Cuesta entender como esta lacra no puede ser perseguida y combatida pero los representantes gubernamentales se escudan en el hecho de que el 70% de los casos, los perpetradores de la violencia son grupos armados ilegales que operan en las zonas de cultivo de la coca. Si. La realidad es que el desmantelamiento de estos grupos es una tarea lenta que se compone, por una parte de acciones de persecución y de seguridad territorial, aunada a tareas de reforzamiento legal y de justicia.
Pero es que dos cosas se juntan en Colombia para que los crímenes de esta naturaleza mantengan su siniestra vitalidad. Una es la falta de compromiso del gobierno de Iván Duque –heredada en buena parte de las políticas del expresidente Alvaro Uribe- en favor de la implementación de los Acuerdos de Paz. Llenar el vacío territorial que han dejado las FARC tenía que haber sido una inmediata prioridad. Lo contrario ha conformado un ambiente ideal para que las disidencias guerrilleras ocupen los espacios y promuevan el odio y la retaliación en contra de la población en general y particularmente de los líderes visibles de las derechas y defensores de los derechos y de la legalidad.

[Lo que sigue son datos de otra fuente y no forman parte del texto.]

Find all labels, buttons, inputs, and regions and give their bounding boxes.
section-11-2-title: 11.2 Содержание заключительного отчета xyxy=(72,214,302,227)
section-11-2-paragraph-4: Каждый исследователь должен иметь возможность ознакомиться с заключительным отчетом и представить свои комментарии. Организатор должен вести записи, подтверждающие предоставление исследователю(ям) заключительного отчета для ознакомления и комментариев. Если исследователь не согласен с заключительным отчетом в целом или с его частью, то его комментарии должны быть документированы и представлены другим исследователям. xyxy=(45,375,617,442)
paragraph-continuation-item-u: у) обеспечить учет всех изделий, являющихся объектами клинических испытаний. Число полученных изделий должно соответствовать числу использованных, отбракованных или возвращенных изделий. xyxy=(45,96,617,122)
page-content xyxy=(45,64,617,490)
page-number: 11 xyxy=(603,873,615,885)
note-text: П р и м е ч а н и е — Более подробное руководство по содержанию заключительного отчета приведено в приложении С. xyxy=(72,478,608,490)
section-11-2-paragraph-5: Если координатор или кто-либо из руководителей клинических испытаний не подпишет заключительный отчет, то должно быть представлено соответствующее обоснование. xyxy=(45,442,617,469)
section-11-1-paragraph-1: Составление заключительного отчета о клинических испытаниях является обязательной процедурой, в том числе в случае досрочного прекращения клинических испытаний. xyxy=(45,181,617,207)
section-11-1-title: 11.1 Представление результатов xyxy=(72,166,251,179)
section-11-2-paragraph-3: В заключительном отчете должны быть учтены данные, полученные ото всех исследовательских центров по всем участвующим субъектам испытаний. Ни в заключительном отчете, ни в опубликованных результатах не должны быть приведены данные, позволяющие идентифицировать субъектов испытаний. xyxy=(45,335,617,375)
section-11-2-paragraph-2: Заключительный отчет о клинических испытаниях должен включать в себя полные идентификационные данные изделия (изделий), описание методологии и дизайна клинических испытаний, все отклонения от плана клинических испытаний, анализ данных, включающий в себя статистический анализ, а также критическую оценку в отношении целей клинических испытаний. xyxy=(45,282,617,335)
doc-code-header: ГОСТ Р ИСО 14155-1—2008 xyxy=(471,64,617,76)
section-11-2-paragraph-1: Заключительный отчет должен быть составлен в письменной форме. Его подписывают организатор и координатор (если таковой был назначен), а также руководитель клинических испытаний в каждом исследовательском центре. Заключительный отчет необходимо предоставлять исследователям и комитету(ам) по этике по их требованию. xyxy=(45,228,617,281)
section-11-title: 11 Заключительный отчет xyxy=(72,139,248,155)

Una vez que el rol del Estado en las zonas apartadas se percibe como inexistente, las nuevas fuerzas del mal se encargan de intimidar, de crear un nuevo régimen de rendición de cuentas y se aseguran que los líderes se percaten de las amenazas que se ciernen sobre ellos.

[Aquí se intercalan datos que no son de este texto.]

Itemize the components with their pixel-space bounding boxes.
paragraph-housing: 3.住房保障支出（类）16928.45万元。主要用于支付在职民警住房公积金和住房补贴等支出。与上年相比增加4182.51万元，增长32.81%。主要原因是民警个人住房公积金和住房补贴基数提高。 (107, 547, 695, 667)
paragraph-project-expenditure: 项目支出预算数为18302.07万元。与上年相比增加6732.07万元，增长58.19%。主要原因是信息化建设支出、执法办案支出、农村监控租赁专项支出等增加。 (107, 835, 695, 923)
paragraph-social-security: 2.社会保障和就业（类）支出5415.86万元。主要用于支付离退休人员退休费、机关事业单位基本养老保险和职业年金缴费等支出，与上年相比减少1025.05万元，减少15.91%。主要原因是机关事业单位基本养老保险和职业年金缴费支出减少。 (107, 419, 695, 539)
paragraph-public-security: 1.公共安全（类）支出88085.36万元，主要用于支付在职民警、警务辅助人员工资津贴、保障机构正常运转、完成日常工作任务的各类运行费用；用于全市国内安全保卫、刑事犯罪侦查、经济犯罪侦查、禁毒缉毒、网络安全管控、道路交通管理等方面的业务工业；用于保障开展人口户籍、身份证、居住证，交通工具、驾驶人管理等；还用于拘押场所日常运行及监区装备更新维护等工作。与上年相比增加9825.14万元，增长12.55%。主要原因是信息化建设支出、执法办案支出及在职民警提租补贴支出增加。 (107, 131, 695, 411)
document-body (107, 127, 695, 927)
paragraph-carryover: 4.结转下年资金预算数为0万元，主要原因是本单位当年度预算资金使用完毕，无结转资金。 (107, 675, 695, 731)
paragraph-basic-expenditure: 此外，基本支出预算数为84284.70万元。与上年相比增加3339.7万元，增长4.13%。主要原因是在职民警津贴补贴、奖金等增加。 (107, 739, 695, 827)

La otra es que, sumergido en la atención que requieren problemas coyunturales como la pandemia y la avalancha migratoria venezolana, el abordaje de los temas de seguridad y prevención en el interior del país no ha tenido ni fuerza, ni vitalidad, y menos aún convicción. Las instituciones que se ocupan de estos temas dentro del gobierno colombiano son unas cuantas, pero la falta de coordinación entre ellas es lo ordinario. Por citar solo algunas, allí actúan en terrenos colindantes, la Subdirección Especializada de Seguridad y Protección de la Unidad Nacional de Protección, la Unidad Especial de Investigación de la Fiscalía General de la Nación, la Comisión Intersectorial para la Respuesta Rápida a las Alertas Tempranas de la Defensoría del Pueblo, La Comisión de la Verdad, la Comisión Nacional de Garantías de Seguridad, el Consejo Nacional de Reincorporación. Otros tantos grupos de acción y de evaluación operan en el territorio vecino del lado de Naciones Unidas pero, de igual manera, cada cual con una agenda propia.
La violencia no va a ceder en este 2021 y mientras más se acerque el período electoral, la inestabilidad que ella genera jugará a favor de un cambio que difícilmente apoyará lo fallido del gobierno de Iván Duque.

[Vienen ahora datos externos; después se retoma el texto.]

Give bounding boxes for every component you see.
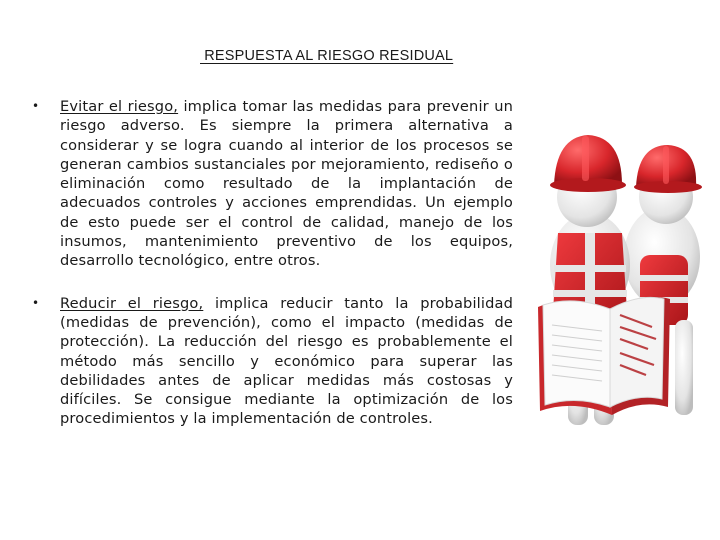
- bullet-icon: •: [32, 295, 40, 310]
- page-title: RESPUESTA AL RIESGO RESIDUAL: [200, 48, 454, 64]
- list-item: [28, 97, 513, 271]
- safety-figures-illustration: [530, 115, 720, 435]
- term-reducir: Reducir el riesgo,: [60, 294, 204, 312]
- red-book-icon: [538, 297, 670, 415]
- list-item: [28, 294, 513, 429]
- bullet-icon: •: [32, 99, 40, 113]
- bullet-list: [28, 97, 513, 452]
- term-evitar: Evitar el riesgo,: [60, 98, 179, 115]
- paragraph-reducir: [60, 294, 513, 429]
- text-evitar: implica tomar las medidas para prevenir un riesgo adverso. Es siempre la primera alternativa a considerar y se logra cuando al interior de los procesos se generan cambios sustanciales por mejoramiento, rediseño o eliminación como resultado de la implantación de adecuados controles y acciones emprendidas. Un ejemplo de esto puede ser el control de calidad, manejo de los insumos, mantenimiento preventivo de los equipos, desarrollo tecnológico, entre otros.: [60, 98, 513, 270]
- text-reducir: implica reducir tanto la probabilidad (medidas de prevención), como el impacto (medidas de protección). La reducción del riesgo es probablemente el método más sencillo y económico para superar las debilidades antes de aplicar medidas más costosas y difíciles. Se consigue mediante la optimización de los procedimientos y la implementación de controles.: [60, 294, 513, 428]
- paragraph-evitar: [60, 97, 513, 271]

El acuerdo suscrito con las FARC dista mucho de ser perfecto. Su virtud única es haber dejado atrás décadas de lucha contra el principal movimiento guerrillero. El gobierno no ha sido entusiasta de la puesta en marcha del acuerdo, pero esta laxitud, lejos de beneficiar a sus compatriotas terminará por dejarles un legado de violencia incontenible de la están beneficiando grupos irregulares, agentes del narcotráfico y de explotaciones ilegales y los restantes alzados en armas que no se plegaron a la Paz de La Habana.